Tunisie – 20 mars 1956 – 20 mars 2013 : Recherche indépendance économique désespérément…

dettes-exterieure-belkhamsa.jpgLe pays célèbre aujourd’hui, 20 mars 2013, le 57ème anniversaire de son indépendance. Après avoir recouvré sa souveraineté politique nationale, la Tunisie s’efforce de conforter cet acquis par un socle économique lui aussi émancipé et affranchi de toute tutelle.

Cinquante ans de plans de développement et une révolution plus tard, l’économie tunisienne a-t-elle retrouvé les marques de son indépendance?

La collectivisation, la libéralisation et le corset de la sous-traitance

Les années 60 ont vu la «décolonisation» de l’économie tunisienne. La planification a pu introduire une certaine forme de prise en mains de nos ressources et l’édification d’une infrastructure nationale, avec l’irruption d’opérateurs nationaux structurants, telles que la STEG ou la SONEDE. Une certaine culture du développement était née.

Hélas, la politique de la collectivisation nous a mis sur la voie de l’introversion économique. Le gâchis qui en a découlé ne  nous a pas mis sur le sentier du décollage. La libéralisation qui a succédé, dans les années 70, a fini par faire repartir la machine.

Encore une fois, malgré l’élan de dynamique de la croissance, le pays s’est enfermé dans une logique d’import-substitution. On a pu développer un secteur exportateur mais il restait quasiment monoproduit lié au secteur de la confection, enfin faiblement diversifié.

Le secteur manufacturier a pu diffuser une certaine attractivité à la délocalisation des investisseurs internationaux mais la sous-traitance a fait plafonner notre potentiel de croissance.

Plus tard, les années 80 n’ont rien apporté de bien consistant et d’ailleurs l’effondrement économique nous a pris de court. Le FMI nous a imposé un PAS nous familiarisant avec le libéralisme et la reconfiguration du rôle de l’état.

Avec les années 90 et le retour de la croissance, la Tunisie, à l’instar de la planète, a fait le choix de l’ouverture et du cap libéral.
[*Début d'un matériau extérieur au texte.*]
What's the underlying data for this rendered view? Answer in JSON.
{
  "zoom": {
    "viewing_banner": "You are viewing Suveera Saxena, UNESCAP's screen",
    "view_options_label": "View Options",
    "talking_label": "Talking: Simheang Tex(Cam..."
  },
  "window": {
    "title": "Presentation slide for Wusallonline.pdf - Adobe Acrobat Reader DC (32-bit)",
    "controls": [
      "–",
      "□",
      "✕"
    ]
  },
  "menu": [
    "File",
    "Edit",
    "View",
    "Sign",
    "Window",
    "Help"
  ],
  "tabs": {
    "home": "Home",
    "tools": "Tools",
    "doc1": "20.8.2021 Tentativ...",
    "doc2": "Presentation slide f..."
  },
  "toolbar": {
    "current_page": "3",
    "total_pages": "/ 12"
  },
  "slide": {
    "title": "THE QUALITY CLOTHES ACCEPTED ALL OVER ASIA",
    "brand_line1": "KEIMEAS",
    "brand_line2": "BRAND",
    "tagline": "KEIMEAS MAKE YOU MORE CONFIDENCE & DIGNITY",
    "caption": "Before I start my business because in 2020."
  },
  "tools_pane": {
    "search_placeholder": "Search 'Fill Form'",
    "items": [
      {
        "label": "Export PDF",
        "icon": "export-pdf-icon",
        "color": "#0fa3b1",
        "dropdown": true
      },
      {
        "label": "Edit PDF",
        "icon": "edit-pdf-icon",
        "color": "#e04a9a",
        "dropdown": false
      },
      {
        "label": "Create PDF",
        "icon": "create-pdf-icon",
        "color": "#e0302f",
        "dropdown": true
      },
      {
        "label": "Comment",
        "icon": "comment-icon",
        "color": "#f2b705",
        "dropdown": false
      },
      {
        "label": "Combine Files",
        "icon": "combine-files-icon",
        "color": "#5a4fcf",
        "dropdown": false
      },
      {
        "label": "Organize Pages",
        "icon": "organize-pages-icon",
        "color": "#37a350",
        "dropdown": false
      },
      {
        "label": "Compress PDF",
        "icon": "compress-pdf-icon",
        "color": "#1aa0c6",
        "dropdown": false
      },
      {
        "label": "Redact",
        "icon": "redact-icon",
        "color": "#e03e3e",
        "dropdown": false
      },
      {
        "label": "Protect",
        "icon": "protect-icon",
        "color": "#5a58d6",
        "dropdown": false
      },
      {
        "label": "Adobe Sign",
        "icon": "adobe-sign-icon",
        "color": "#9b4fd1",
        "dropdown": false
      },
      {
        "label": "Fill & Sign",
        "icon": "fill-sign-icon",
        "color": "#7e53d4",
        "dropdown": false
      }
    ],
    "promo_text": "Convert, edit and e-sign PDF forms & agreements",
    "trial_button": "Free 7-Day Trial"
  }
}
Rien n’y fait, malgré l’ouverture et la diversification du système exportateur, le pays est resté à un palier de croissance qui ne nous a pas épargnés le chômage, la pauvreté et la dépendance technologique.

Les observateurs critiques nous rappellent au succès de la Corée et à sa trajectoire d’émancipation économique. Personne à ce jour n’a pu donner une explication plausible à notre ratage économique. Ahmed Ben Salah, Mansour Moalla et Tijani chelly, les trois principaux stratèges de notre système économique, n’ont pas trouvé de réponse convaincante à cela.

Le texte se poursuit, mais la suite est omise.